1. A system for programming at least one pixel circuit in a display, the system comprising: a voltage driver for generating a voltage to apply to a data node of the at least one pixel circuit to thereby program the at least one pixel circuit according to the generated voltage; a programmable current source for providing a first current and a second current to apply to the data node of the at least one pixel circuit; a sampler for reading a first voltage on the data node while the first current is maintained through the at least one pixel circuit via the programmable current source and for reading a second voltage on the data node while the second current is maintained through the at least one pixel circuit via the programmable current source; and a controller configured to: generate a voltage versus current relationship for the at least one pixel circuit based on the first current and the second current and based on the sampled first and second voltages, extract, based on the voltage versus current relationship for the at least one pixel circuit, a voltage corresponding to a zero current level, and program the at least one pixel circuit via the data node with a programming voltage generated by the voltage driver that is set according to display data and according to the extracted voltage corresponding to the zero current level.

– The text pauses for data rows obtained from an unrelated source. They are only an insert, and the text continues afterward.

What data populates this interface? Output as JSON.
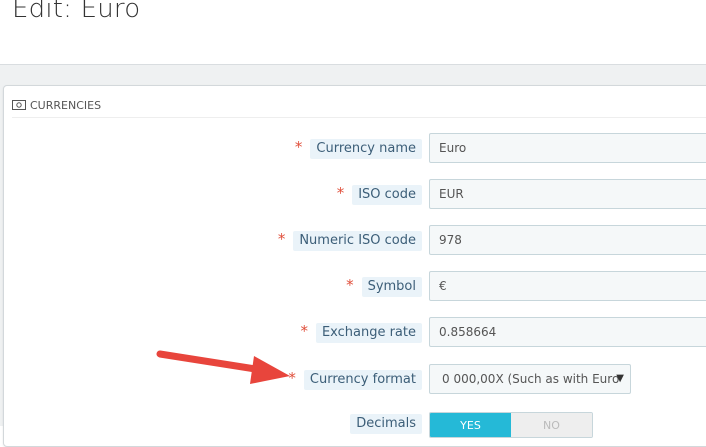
{
  "page": {
    "title": "Edit: Euro"
  },
  "panel": {
    "heading": "CURRENCIES"
  },
  "fields": {
    "currency_name": {
      "label": "Currency name",
      "value": "Euro"
    },
    "iso_code": {
      "label": "ISO code",
      "value": "EUR"
    },
    "numeric_iso_code": {
      "label": "Numeric ISO code",
      "value": "978"
    },
    "symbol": {
      "label": "Symbol",
      "value": "€"
    },
    "exchange_rate": {
      "label": "Exchange rate",
      "value": "0.858664"
    },
    "currency_format": {
      "label": "Currency format",
      "selected": "0 000,00X (Such as with Euro"
    },
    "decimals": {
      "label": "Decimals",
      "yes": "YES",
      "no": "NO",
      "selected": "YES"
    }
  },
  "required_mark": "*",
  "colors": {
    "accent": "#25b9d7",
    "required": "#e04f3b",
    "annotation_arrow": "#e8453c",
    "label_bg": "#eaf3f9"
  },
  "icons": {
    "panel_heading": "money-icon",
    "select": "caret-down-icon",
    "annotation": "red-arrow-annotation"
  }
}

2. The system according to claim 1 , wherein the at least one pixel circuit is configured to be alternately programmed by a programming current applied to the data node or by a programming voltage applied to the data node.

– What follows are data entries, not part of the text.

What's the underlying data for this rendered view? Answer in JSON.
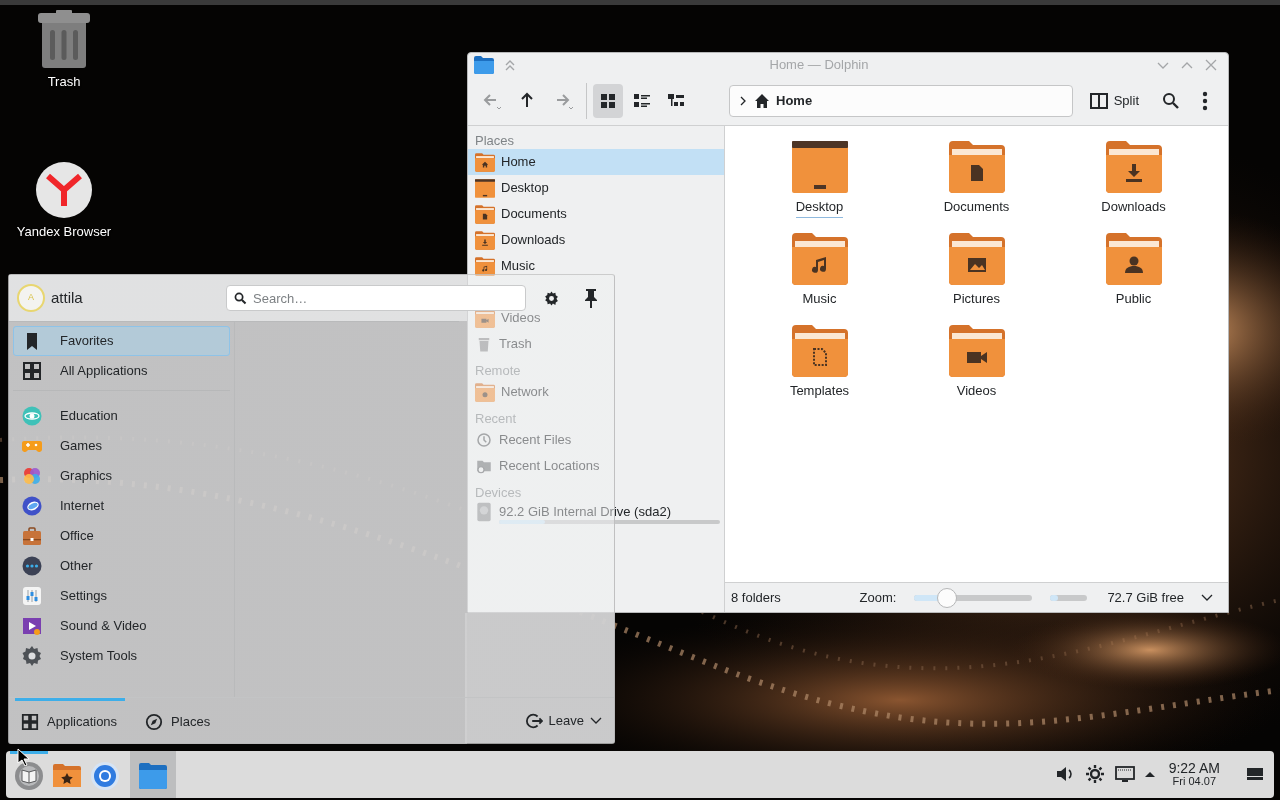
{
  "desktop_icons": [
    {
      "label": "Trash",
      "kind": "trash"
    },
    {
      "label": "Yandex Browser",
      "kind": "browser"
    }
  ],
  "dolphin": {
    "title": "Home — Dolphin",
    "nav": [
      {
        "kind": "back",
        "disabled": true
      },
      {
        "kind": "up",
        "disabled": false
      },
      {
        "kind": "forward",
        "disabled": true
      }
    ],
    "views": [
      {
        "kind": "icons",
        "selected": true
      },
      {
        "kind": "compact",
        "selected": false
      },
      {
        "kind": "details",
        "selected": false
      }
    ],
    "location": "Home",
    "split": "Split",
    "places": [
      {
        "heading": "Places",
        "items": [
          {
            "label": "Home",
            "kind": "home",
            "selected": true
          },
          {
            "label": "Desktop",
            "kind": "desktop",
            "selected": false
          },
          {
            "label": "Documents",
            "kind": "documents",
            "selected": false
          },
          {
            "label": "Downloads",
            "kind": "downloads",
            "selected": false
          },
          {
            "label": "Music",
            "kind": "music",
            "selected": false
          },
          {
            "kind": "covered"
          },
          {
            "label": "Videos",
            "kind": "videos",
            "selected": false
          },
          {
            "label": "Trash",
            "kind": "trash",
            "selected": false
          }
        ]
      },
      {
        "heading": "Remote",
        "items": [
          {
            "label": "Network",
            "kind": "network",
            "selected": false
          }
        ]
      },
      {
        "heading": "Recent",
        "items": [
          {
            "label": "Recent Files",
            "kind": "clock",
            "selected": false
          },
          {
            "label": "Recent Locations",
            "kind": "recent-locations",
            "selected": false
          }
        ]
      },
      {
        "heading": "Devices",
        "items": [
          {
            "label": "92.2 GiB Internal Drive (sda2)",
            "kind": "drive",
            "selected": false,
            "level": 0.21
          }
        ]
      }
    ],
    "folders": [
      {
        "label": "Desktop",
        "kind": "desktop",
        "focused": true
      },
      {
        "label": "Documents",
        "kind": "documents",
        "focused": false
      },
      {
        "label": "Downloads",
        "kind": "downloads",
        "focused": false
      },
      {
        "label": "Music",
        "kind": "music",
        "focused": false
      },
      {
        "label": "Pictures",
        "kind": "pictures",
        "focused": false
      },
      {
        "label": "Public",
        "kind": "public",
        "focused": false
      },
      {
        "label": "Templates",
        "kind": "templates",
        "focused": false
      },
      {
        "label": "Videos",
        "kind": "videos",
        "focused": false
      }
    ],
    "status": {
      "count": "8 folders",
      "zoom_label": "Zoom:",
      "zoom": {
        "level": 0.28
      },
      "disk": {
        "level": 0.21
      },
      "free": "72.7 GiB free"
    }
  },
  "menu": {
    "user": "attila",
    "avatar_letter": "A",
    "search_placeholder": "Search…",
    "top": [
      {
        "label": "Favorites",
        "kind": "bookmark",
        "selected": true
      },
      {
        "label": "All Applications",
        "kind": "grid",
        "selected": false
      }
    ],
    "categories": [
      {
        "label": "Education",
        "kind": "education",
        "selected": false
      },
      {
        "label": "Games",
        "kind": "games",
        "selected": false
      },
      {
        "label": "Graphics",
        "kind": "graphics",
        "selected": false
      },
      {
        "label": "Internet",
        "kind": "internet",
        "selected": false
      },
      {
        "label": "Office",
        "kind": "office",
        "selected": false
      },
      {
        "label": "Other",
        "kind": "other",
        "selected": false
      },
      {
        "label": "Settings",
        "kind": "settings",
        "selected": false
      },
      {
        "label": "Sound & Video",
        "kind": "sound-video",
        "selected": false
      },
      {
        "label": "System Tools",
        "kind": "system-tools",
        "selected": false
      }
    ],
    "tabs": [
      {
        "label": "Applications",
        "kind": "grid",
        "selected": true
      },
      {
        "label": "Places",
        "kind": "compass",
        "selected": false
      }
    ],
    "leave": "Leave"
  },
  "taskbar": {
    "tasks": [
      {
        "kind": "launcher",
        "selected": true,
        "open": false
      },
      {
        "kind": "folder-star",
        "selected": false,
        "open": false
      },
      {
        "kind": "browser",
        "selected": false,
        "open": false
      },
      {
        "kind": "file-manager",
        "selected": false,
        "open": true
      }
    ],
    "tray": [
      {
        "kind": "volume"
      },
      {
        "kind": "brightness"
      },
      {
        "kind": "network"
      },
      {
        "kind": "expand"
      }
    ],
    "time": "9:22 AM",
    "date": "Fri 04.07"
  }
}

3. The system according to claim 2 , wherein the at least one pixel circuit includes a mirror transistor having a gate coupled to a gate terminal of the driving transistor, the at least one pixel circuit configured such that the data node is coupled to a gate terminal of the mirror transistor via one or more switch transistors, the applied current being conveyed via the one or more switch transistors through the mirror transistor while the gate terminal of the mirror transistor adjusts to a voltage for maintaining the applied current through the mirror transistor.

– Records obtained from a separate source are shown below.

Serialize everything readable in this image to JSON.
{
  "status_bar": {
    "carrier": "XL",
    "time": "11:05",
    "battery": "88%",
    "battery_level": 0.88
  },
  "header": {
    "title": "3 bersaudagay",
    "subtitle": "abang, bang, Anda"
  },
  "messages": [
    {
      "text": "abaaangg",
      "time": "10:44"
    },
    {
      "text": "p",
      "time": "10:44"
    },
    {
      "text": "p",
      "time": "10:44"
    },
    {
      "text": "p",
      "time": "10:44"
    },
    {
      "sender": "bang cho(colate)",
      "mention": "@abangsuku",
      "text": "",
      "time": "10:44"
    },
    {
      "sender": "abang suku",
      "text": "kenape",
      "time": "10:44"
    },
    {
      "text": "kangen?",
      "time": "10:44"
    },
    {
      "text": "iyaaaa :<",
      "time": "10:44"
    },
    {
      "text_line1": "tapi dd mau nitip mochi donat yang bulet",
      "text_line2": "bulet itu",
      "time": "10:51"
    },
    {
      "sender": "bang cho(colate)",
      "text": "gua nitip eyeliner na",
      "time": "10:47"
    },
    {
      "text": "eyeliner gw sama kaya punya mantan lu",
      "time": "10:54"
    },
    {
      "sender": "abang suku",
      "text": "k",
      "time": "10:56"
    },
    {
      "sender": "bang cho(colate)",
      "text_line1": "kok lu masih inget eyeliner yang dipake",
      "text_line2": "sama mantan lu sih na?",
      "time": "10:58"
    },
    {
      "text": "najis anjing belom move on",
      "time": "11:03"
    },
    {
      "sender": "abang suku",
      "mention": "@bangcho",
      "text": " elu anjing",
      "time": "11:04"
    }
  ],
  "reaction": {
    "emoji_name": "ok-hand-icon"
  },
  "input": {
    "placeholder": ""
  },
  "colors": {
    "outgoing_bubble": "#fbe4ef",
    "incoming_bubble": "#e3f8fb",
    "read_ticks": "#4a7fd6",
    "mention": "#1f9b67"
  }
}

4. The system according to claim 3 , wherein the one or more switch transistors include a first switch transistor and a second transistor, the first switch transistor operated according to a select signal and configured to couple the data node to the gate terminal of the mirror transistor while the first switch transistor is switched on, the second switch transistor operated according to the select signal and configured to couple the data node to a drain or a source terminal of the mirror transistor while the second switch transistor is switched on.

5. The system according to claim 2 , wherein the at least one pixel circuit includes one or more switch transistors configured to couple the data node to a drain or a source terminal of the driving transistor while the programming current is applied to the at least one pixel circuit via the data node, the one or more switch transistors further configured to couple the data node to a gate terminal of the driving transistor while the programming current is applied, such that the gate terminal of the driving transistor adjusts to a voltage for maintaining the applied current through the driving transistor, the one or more switch transistors further configured to couple the data node to a gate terminal of the driving transistor while the programming voltage is applied to the at least one pixel circuit via the data node.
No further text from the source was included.